On Monday, hundreds of Bedouin students participated in an event on the occasion of last week's Nakba Day on campus. Nakba, Arabic for catastrophe, is a day of commemoration for the Arab defeat in the 1948-1949 war around the creation of Israel.
According to Liberman, the conduct of the southern university violated the fundamental Jewish values that the country’s laws seek to protect.
"The rally marked the events known to the Arab students as the 'Nakba' events, during which things were said and flags were flown in a manner crossing what is acceptable in such demonstrations," associates of the minister said.

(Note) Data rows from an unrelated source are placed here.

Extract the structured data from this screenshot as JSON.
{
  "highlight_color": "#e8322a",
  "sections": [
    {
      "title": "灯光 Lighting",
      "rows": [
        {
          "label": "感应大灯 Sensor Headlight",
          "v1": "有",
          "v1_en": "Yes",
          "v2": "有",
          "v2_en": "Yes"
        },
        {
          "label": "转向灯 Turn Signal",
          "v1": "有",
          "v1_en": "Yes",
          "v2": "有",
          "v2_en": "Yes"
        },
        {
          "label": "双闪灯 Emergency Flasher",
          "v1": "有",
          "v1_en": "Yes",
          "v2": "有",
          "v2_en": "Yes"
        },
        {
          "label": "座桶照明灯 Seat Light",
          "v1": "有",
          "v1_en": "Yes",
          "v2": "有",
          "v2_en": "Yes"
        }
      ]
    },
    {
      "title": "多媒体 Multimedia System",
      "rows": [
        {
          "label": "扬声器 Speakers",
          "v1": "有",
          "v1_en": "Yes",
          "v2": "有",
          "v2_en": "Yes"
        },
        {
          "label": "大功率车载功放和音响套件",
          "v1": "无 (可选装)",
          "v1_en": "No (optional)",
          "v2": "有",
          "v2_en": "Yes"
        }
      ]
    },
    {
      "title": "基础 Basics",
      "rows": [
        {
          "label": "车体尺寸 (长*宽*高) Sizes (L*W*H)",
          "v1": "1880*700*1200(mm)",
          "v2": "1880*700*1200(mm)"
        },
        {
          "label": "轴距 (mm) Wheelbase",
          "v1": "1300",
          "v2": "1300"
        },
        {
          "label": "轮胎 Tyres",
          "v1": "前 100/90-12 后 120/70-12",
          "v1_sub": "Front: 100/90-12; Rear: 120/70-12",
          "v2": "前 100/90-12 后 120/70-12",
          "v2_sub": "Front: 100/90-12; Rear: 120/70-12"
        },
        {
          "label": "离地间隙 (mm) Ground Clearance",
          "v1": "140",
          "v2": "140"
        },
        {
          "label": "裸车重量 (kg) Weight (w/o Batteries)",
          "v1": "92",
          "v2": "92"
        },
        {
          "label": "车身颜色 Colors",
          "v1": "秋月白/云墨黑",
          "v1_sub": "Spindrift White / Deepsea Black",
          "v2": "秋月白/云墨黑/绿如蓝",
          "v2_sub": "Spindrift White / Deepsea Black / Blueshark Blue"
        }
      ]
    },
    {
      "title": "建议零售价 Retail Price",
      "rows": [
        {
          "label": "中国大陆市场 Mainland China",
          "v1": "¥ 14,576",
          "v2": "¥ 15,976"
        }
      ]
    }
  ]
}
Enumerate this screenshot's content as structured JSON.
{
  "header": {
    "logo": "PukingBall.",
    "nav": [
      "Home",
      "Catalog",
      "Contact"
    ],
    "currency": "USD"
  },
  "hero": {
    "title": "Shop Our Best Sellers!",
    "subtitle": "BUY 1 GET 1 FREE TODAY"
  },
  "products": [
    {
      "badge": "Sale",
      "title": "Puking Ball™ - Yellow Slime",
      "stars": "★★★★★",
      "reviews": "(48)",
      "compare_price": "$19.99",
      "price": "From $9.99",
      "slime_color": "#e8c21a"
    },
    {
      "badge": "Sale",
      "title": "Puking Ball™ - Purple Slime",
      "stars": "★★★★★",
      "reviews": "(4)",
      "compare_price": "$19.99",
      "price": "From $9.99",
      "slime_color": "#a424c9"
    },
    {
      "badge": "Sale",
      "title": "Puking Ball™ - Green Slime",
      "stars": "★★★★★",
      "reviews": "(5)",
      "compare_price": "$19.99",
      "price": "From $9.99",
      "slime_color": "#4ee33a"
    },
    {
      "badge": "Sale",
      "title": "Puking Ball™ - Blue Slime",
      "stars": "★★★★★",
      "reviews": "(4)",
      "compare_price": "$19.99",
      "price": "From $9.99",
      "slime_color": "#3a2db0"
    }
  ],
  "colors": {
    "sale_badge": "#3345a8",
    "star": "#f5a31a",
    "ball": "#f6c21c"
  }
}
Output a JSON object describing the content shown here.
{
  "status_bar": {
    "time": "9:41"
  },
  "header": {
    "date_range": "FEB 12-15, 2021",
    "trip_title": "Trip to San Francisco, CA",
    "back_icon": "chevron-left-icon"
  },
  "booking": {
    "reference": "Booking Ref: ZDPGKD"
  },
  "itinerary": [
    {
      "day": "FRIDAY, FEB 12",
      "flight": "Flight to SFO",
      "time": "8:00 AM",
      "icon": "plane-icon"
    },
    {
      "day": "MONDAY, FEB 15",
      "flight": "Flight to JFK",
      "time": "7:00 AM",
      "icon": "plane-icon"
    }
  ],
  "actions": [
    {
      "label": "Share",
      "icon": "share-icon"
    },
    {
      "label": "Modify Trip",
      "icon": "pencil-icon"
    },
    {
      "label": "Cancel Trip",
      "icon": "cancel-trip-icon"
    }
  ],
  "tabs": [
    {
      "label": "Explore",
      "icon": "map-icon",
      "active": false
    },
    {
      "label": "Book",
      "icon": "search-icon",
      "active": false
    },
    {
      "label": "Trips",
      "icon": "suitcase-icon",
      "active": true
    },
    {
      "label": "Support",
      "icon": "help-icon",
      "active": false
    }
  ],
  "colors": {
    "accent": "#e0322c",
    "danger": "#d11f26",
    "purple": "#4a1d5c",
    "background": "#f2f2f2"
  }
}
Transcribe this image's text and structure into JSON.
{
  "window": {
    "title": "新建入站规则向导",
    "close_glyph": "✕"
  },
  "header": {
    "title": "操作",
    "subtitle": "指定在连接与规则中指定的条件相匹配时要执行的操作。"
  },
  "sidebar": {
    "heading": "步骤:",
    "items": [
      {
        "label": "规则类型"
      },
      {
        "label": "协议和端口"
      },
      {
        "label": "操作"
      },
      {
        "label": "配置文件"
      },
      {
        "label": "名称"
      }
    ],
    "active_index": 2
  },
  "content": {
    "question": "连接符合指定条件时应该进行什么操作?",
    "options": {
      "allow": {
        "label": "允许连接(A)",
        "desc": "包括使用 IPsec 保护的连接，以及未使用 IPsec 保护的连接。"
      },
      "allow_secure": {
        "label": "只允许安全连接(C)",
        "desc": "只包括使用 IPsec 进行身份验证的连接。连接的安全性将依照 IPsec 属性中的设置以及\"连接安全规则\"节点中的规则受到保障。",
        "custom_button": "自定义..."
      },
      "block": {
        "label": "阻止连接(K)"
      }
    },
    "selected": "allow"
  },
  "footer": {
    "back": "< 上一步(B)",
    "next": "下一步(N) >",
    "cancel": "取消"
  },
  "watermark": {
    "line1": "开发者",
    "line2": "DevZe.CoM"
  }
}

“During the demonstration, things were said that equate Israel’s Independence Day… to a day of mourning, that deny the existence of the State of Israel as a Jewish and democratic state, that incite racism and violence, that support an armed struggle against the state as well as alleged lawlessness."
The participants and organizers later emphasized that they were merely acting upon their right to free speech.
The rally garnered nationwide criticism, including from Be’er Sheva Mayor Ruvik Danilovich, who called on university president Prof. Daniel Haimovich to take action against students who took part in the rally.
In response to the criticism, the university said that it had approved the rally since it had no legal basis to prohibit it as Israel holds official ties with the Palestinian Authority. However, some claimed that the administration prohibited students from entering campus grounds with Israeli flags while the rally was ongoing.